The report focuses on three women’s health issues—maternal mortality, cervical cancer, and access to voluntary family planning—and explores how the United States leverages the President’s Emergency Plan for AIDS Relief (PEPFAR) and works with its other partners to prioritize women’s health. The delegation paid special attention to two recent public-private partnerships: Saving Mothers, Giving Life (SMGL), which addresses maternal mortality; and Pink Ribbon Red Ribbon (PRRR), which integrates cervical cancer screening and treatment with HIV/AIDS services and increases breast cancer awareness. These two innovative initiatives illustrate new ways to make the best use of U.S. investments in women’s health, as well as challenges to achieving health goals.
This report comes at a timely and important moment; the U.S. government and its partners have an opportunity to build on the current momentum and incorporate lessons learned into the next phase of SMGL and PRRR planning and implementation. These new initiatives, combined with long-standing U.S. investments in voluntary family planning, have considerable promise to improve women’s health in Zambia. While the early results are encouraging, the initiatives will also require heightened attention and support by the U.S. and Zambian governments and their partners if they are to achieve scale and sustainability.

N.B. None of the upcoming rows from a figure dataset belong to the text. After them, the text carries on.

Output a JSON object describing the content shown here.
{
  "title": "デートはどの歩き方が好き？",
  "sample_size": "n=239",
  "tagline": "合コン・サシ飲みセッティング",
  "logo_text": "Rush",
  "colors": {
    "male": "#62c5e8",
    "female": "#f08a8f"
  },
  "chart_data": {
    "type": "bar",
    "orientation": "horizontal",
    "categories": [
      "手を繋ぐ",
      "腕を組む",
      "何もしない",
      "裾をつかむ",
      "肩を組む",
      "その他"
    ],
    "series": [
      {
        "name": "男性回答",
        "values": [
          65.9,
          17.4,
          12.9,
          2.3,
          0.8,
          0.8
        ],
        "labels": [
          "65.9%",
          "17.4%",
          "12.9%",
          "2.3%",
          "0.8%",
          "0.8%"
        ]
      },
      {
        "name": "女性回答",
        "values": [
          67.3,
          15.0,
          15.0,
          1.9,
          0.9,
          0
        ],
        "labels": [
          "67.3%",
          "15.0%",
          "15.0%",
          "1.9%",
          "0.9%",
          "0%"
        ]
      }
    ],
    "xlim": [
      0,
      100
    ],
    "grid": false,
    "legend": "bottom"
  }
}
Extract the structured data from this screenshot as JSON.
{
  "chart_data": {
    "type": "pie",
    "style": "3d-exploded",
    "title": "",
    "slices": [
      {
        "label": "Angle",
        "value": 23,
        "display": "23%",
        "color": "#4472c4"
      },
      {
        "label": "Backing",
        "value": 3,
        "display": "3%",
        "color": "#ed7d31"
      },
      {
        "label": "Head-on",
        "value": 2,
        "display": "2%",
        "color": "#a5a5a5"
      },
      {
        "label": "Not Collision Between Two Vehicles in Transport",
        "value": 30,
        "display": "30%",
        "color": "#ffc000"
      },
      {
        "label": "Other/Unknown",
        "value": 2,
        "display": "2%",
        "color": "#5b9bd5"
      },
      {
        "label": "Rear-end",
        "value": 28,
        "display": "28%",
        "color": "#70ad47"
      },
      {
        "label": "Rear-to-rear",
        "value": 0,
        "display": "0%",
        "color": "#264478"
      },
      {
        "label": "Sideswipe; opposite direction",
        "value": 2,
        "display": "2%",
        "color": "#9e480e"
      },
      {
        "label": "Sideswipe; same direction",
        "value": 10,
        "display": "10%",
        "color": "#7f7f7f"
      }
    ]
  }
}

In some ways, the partnership approach itself creates a paradox: While its short-term impact will depend on U.S. leadership—including greater attention to building sustainable structures, oversight, and financing—its longer-term results will require engaging new funding sources and transitioning to national leadership and direction. This will require the U.S. government and its partners to adopt a nimble, evolving approach based on ongoing evaluations of progress, with a longer-term outlook to reach scale and sustainability. In addition, all levels of the Zambian government and health system—from health care providers and community leaders to high-level government officials—will need to demonstrate strong leadership and ownership if progress on women’s health is to be secured.
To carry this progress forward and to achieve real impact in women’s health, the CSIS delegation recommends five priority steps:
High-level and committed leadership from congressional leaders from both political parties and the Obama administration should prioritize women’s health and support leadership in national governments and in U.S. government agencies.
The U.S. government should build on prior U.S. investments in women’s health and promote new partnerships.
The U.S. government, the Zambian government, and their partners should plan for scale and sustainability.
Congress and the administration should protect and expand U.S. investments in women’s health initiatives; increase linkages between PEPFAR and maternal health, cervical cancer, and family planning; support access to voluntary family planning as a public health priority; and encourage the Zambian government to fulfill the commitments it has made in these areas.
The U.S. government should measure the impact of the new partnerships and invest where progress is being made toward achieving women’s health goals.
The challenges ahead in implementing these women’s health programs are considerable, ranging from weak health systems to gender inequality to worsening U.S. budget constraints. Yet in Zambia, the delegation saw the importance of U.S. investments in women’s health to achieve global health and development outcomes. As U.S. ambassador Mark Storella put it: “[Women’s issues] are not sidebar issues. They affect everything. . . Women’s health, rights, empowerment, gender-based violence—these affect everything a country can do in development.”